Safewords in CNC – Journal Prompt
On the Journaling Channel of chat, a prompt was offered by Sleepmonger:
From what I’ve seen online there seems to be two separate thoughts on safewords in CNC situations. One is that there should always be an immediate out as a form of communication that things aren’t feeling right. The other is that having that out takes away from the experience the submissive is going for with consenting to a non consent situation. I was curious how people felt around here.

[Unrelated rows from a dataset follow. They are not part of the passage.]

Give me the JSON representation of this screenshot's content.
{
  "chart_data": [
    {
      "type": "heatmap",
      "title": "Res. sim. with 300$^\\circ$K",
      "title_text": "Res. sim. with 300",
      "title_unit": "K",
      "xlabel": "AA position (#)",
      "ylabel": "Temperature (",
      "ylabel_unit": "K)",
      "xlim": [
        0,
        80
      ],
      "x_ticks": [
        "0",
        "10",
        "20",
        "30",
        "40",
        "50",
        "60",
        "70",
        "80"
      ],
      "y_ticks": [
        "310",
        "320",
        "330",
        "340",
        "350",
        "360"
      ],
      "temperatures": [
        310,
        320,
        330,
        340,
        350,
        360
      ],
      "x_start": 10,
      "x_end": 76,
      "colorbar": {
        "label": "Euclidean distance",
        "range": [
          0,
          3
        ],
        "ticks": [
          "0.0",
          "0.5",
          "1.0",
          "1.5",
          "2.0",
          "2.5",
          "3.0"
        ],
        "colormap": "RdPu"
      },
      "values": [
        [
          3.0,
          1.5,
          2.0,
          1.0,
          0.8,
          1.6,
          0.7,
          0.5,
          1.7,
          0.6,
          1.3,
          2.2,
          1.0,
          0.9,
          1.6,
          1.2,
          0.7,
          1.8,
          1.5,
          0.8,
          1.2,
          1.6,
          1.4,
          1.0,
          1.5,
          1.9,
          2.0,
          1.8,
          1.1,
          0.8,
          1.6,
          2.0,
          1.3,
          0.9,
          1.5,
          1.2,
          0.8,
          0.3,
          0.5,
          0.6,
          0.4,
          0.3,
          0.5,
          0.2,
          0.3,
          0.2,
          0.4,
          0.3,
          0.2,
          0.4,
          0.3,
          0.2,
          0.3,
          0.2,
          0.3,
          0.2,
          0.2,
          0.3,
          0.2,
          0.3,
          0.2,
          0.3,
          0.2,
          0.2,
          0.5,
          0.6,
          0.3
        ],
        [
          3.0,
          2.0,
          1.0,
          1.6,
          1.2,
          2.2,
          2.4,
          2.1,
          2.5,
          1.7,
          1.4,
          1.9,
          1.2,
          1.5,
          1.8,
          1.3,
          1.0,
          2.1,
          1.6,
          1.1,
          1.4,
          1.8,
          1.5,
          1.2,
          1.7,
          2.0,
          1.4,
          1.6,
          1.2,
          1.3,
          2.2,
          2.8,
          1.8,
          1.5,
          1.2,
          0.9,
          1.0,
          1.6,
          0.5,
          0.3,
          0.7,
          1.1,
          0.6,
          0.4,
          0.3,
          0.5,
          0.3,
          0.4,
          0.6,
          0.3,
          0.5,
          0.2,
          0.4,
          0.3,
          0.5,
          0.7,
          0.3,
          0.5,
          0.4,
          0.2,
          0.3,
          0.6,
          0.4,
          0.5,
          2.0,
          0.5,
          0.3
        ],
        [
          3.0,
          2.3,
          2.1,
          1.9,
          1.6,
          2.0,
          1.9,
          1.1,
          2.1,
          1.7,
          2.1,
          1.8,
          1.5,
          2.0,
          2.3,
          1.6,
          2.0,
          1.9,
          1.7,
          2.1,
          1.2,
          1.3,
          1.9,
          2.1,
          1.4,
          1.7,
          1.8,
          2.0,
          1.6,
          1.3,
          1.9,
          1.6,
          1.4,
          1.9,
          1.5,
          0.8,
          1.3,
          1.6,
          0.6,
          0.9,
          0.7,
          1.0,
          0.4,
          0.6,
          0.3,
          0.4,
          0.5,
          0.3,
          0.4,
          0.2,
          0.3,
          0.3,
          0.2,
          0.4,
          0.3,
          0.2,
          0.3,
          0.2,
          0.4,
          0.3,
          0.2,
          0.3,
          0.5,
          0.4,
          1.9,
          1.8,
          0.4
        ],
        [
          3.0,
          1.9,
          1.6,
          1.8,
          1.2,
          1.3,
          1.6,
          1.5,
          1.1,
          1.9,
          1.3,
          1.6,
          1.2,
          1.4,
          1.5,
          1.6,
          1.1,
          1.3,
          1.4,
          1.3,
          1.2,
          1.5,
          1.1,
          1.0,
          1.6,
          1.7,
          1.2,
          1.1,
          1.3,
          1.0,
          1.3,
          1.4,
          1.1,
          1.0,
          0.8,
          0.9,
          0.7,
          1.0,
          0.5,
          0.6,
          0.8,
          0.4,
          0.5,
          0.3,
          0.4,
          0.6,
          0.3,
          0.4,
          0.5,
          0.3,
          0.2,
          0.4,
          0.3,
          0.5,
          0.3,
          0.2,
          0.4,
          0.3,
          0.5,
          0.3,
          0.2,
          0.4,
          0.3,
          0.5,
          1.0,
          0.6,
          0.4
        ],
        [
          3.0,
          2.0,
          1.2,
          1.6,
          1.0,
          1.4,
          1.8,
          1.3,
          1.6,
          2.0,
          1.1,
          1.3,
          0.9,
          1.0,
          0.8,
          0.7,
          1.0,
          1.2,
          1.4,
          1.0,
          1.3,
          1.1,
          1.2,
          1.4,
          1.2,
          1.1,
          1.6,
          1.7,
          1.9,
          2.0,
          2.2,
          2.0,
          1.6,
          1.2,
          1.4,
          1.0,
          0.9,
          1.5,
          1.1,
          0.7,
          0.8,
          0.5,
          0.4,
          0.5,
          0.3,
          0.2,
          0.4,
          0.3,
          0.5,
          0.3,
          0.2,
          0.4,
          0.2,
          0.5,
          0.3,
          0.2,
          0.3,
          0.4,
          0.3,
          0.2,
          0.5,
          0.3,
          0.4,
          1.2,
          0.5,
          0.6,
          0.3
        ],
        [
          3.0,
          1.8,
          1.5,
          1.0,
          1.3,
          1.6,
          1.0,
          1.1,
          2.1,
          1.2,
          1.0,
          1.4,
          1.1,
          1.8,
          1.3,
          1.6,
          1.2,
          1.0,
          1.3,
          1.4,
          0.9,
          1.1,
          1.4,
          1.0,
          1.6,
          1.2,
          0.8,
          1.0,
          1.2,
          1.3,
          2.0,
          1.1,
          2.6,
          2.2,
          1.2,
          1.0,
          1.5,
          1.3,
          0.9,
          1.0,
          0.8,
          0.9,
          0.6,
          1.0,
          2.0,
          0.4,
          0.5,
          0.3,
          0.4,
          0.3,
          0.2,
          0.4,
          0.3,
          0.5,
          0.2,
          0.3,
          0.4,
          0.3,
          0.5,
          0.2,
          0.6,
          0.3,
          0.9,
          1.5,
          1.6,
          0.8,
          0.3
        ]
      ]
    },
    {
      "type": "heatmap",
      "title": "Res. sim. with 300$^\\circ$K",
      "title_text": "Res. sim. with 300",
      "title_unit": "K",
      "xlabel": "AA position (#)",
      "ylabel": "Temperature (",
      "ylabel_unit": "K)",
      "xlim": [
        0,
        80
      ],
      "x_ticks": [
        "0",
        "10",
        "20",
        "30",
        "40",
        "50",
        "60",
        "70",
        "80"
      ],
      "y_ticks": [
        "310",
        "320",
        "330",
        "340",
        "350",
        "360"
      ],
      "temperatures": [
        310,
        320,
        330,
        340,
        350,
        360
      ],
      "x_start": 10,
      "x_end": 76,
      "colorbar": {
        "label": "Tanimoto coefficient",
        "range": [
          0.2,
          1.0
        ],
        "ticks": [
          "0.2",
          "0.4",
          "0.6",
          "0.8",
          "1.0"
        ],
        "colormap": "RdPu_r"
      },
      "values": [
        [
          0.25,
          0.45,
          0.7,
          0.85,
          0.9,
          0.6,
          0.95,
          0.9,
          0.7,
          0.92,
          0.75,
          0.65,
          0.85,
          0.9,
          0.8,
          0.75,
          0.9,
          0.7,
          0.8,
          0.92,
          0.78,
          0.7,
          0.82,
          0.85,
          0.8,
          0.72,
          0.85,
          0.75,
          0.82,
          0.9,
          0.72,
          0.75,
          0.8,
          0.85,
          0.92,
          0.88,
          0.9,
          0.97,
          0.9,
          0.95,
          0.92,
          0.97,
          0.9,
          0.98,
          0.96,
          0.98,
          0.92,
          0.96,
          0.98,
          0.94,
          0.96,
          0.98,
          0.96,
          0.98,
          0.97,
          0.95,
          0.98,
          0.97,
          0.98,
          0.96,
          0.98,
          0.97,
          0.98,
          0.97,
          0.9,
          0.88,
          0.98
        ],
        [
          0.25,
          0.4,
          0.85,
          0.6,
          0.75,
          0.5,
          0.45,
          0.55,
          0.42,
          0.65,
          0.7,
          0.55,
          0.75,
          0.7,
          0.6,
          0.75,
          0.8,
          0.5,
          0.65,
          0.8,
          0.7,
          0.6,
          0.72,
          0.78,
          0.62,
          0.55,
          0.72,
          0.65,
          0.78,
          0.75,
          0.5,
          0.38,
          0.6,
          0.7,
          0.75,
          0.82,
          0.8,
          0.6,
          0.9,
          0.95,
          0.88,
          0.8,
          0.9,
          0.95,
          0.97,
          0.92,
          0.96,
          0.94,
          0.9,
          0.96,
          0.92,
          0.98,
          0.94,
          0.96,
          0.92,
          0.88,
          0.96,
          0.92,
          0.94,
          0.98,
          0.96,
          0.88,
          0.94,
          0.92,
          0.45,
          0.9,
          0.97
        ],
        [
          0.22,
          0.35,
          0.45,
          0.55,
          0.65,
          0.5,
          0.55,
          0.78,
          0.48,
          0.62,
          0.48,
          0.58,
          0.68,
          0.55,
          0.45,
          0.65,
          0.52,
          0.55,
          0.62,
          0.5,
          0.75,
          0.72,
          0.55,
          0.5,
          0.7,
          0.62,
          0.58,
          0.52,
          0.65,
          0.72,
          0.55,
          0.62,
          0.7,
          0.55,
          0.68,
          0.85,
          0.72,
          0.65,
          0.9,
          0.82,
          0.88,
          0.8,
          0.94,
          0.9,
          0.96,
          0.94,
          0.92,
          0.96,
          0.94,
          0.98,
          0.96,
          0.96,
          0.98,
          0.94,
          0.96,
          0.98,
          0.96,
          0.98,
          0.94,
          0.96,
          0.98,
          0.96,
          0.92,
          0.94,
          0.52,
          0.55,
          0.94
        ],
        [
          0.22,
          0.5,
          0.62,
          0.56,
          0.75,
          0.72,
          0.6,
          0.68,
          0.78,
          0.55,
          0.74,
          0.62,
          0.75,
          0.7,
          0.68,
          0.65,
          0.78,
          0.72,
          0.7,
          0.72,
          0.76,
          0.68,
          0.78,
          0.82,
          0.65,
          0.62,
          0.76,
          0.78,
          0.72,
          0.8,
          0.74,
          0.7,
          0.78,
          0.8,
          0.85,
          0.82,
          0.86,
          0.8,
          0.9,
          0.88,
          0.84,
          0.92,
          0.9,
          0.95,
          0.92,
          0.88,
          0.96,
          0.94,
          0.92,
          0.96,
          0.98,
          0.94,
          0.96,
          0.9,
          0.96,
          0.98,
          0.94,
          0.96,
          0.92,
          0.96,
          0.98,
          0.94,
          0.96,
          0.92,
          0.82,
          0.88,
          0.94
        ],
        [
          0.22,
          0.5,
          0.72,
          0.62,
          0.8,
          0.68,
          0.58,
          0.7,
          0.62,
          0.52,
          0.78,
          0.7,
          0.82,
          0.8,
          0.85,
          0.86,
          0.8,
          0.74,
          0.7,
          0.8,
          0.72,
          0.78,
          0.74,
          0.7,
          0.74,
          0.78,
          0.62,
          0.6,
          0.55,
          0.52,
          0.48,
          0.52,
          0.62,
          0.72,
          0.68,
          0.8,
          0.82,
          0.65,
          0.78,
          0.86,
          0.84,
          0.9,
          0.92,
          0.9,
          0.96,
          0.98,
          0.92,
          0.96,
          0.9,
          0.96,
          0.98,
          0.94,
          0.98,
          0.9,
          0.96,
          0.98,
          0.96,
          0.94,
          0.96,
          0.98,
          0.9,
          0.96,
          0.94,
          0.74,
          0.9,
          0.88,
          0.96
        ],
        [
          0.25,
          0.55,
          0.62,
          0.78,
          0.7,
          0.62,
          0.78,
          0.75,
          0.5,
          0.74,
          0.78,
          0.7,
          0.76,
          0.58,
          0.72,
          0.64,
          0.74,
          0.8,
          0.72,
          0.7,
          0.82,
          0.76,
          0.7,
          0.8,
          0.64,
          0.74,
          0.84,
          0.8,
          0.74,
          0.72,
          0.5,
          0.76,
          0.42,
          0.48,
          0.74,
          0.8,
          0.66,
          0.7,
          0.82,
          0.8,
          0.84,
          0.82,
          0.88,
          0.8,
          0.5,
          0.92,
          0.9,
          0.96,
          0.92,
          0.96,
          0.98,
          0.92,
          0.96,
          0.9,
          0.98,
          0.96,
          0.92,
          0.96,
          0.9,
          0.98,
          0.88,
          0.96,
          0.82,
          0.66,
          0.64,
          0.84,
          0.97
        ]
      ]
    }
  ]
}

Answer here, in chat, or even on your own journal.
thebdsmgarden
Sleepmonger Replied:
And yeah not only is it more than mildly controversial, I sprung it on everyone out of nowhere thanks to a google rabbit hole not helping to answer the questions it brought up :stuck_out_tongue:
I also feel like it’s important to have that avenue for communication and the ability to stop quickly in the event things go wrong and the dom isn’t able to pick up on that.
It does seem to go against the experience some submissives are going for with those situations and I do respect that need if they’ve found a safe avenue to fulfill it.
thebdsmgarden
kissa replied:
Okay, well, that’s a question. Safewords in a CNC relationship, For ME, are for one thing – an accidental oopsie ouch.
my Owner knows my limits and they were agreed upon before my full submission was given. i have to trust that they will be abided by. Plus, one of the things that i made sure of was that our limits matched and that he wasn’t going to even want things that i don’t want.
It is my duty to tell my Owner that i am being harmed by something that he is doing or a situation that i am in. i am His property so it’s my job to tell Him if His property is being hurt in a way that He doesn’t intend. The way to do that is with a safeword during play.